6. Practical Performance and Experimental Results
Unified policies yield improved manipulation, safety, and tracking in complex scenarios:
- ACP demonstrates >50% performance improvement over prior visuomotor baselines in contact-rich manipulation (Hou et al., 2024).
- Learning-based policies with force estimation outperform position-only models with a 39.5% increase in contact-rich task success (Zhi et al., 27 May 2025).
- Door opening with RL-based unified control yields 3.27× lower peak forces and 1.82× higher smoothness relative to classic adaptive controllers, while maintaining success rates across diverse mechanical doors (Kang et al., 2023).
- In paper wrapping, transformer-based unified policy achieves 97% task success and holds force tracking within ±0.5 N of setpoints (Ali et al., 5 Nov 2025).
- Port-Hamiltonian and geometric unified controllers maintain passivity, precise trajectory, and accurate force control under external perturbations and in the presence of ambiguous role switching in human-robot interaction (Shao et al., 20 Oct 2025, Seo et al., 23 Apr 2025).
| Approach | Key Mechanism | Representative Reference |
|---|---|---|
| Adaptive Compliance Policy | Diffusion+admittance control | (Hou et al., 2024) |
| RL/Transformer Residual | Hybrid IL+RL, sub-task IDs | (Ali et al., 5 Nov 2025, Zhi et al., 27 May 2025) |
| Geometric SE(3) Unified | SE(3)-consistent energy tank | (Seo et al., 23 Apr 2025) |
| Barrier/QP-based | Two-level CBF QPs | (Sharifi et al., 2024) |
| Hybrid Selection Matrices | Time-varying task constraints | (Conkey et al., 2018, Xie et al., 2020) |
7. Implementation and Design Guidelines
- Stiffness scheduling or adaptive compliance must trade off between tracking fidelity and force safety; aligning low stiffness with contact forces and high stiffness in orthogonal directions is theoretically justified (Hou et al., 2024).

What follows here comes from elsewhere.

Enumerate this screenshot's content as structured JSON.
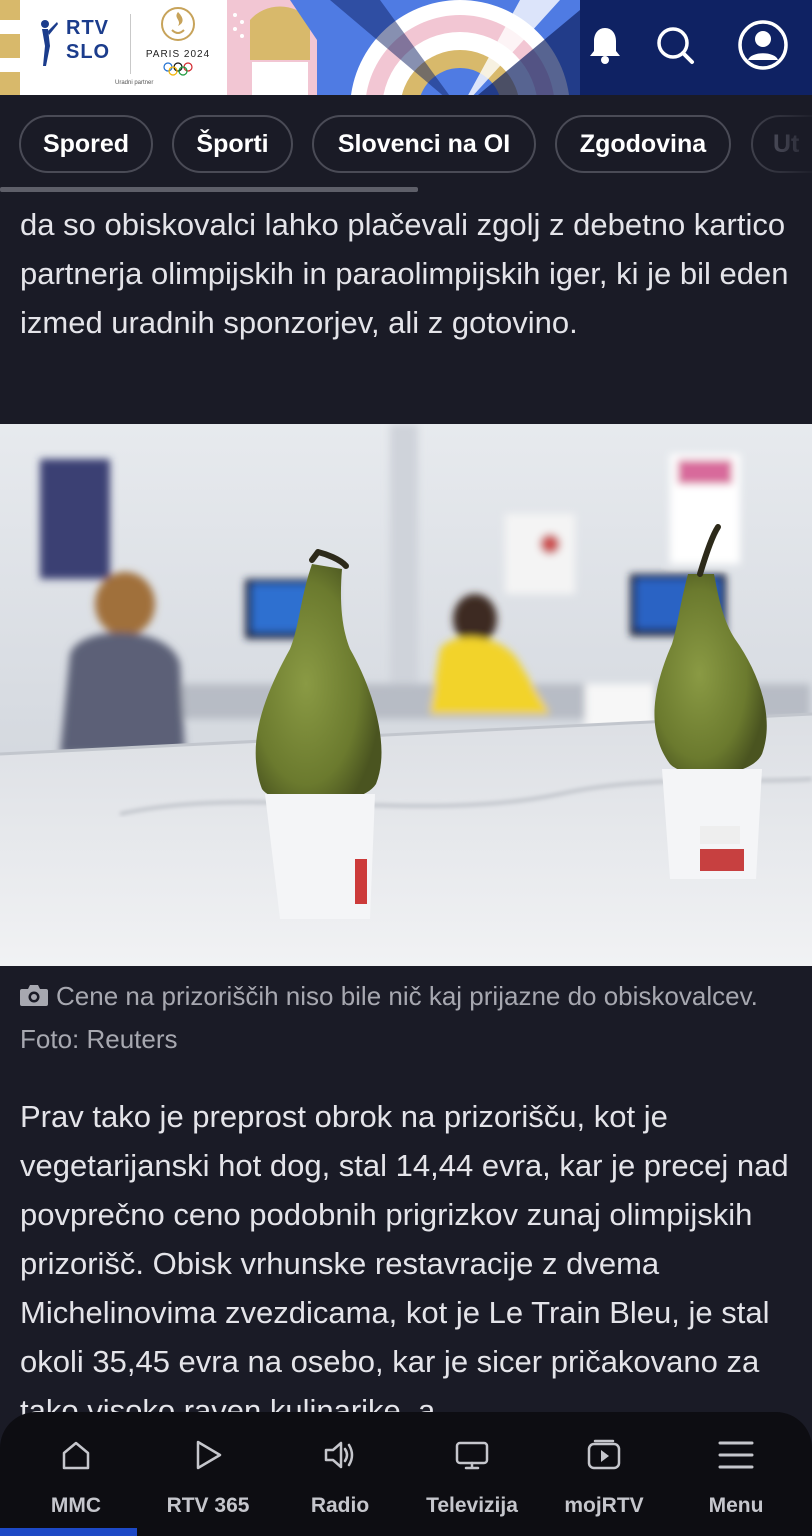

- For learning-based policies, fused sensor streams (vision, proprioception, force history), transformer fusion, and context tokens enhance generalization (Ali et al., 5 Nov 2025).
- Safety and robustness require attention to passivity, physical feasibility of control inputs, and proper handling of phase transitions or contacts; energy tanks, projection operators, or observer-based compensation are effective frames (Seo et al., 23 Apr 2025, Shao et al., 20 Oct 2025, Cos et al., 2023).
- Practical deployments should run high-frequency admittance or controller loops (≥1 kHz when possible), conservatively bound feedback gains to avoid wind-up, and embed constraint enforcement at both kinematic and torque levels (Sharifi et al., 2024, Rouxel et al., 2023).
Unified force and position control policies have matured into a spectrum of control-theoretic and learning-theoretic methods, underpinned by rigorous stability/passivity arguments and enabled by advances in sensing, computation, and demonstration learning. These frameworks allow robots to arbitrate between dexterous manipulation, safe interaction, and complex temporal reasoning across dynamic, multimodal tasks in real-world environments (Hou et al., 2024, Seo et al., 23 Apr 2025, Ali et al., 5 Nov 2025).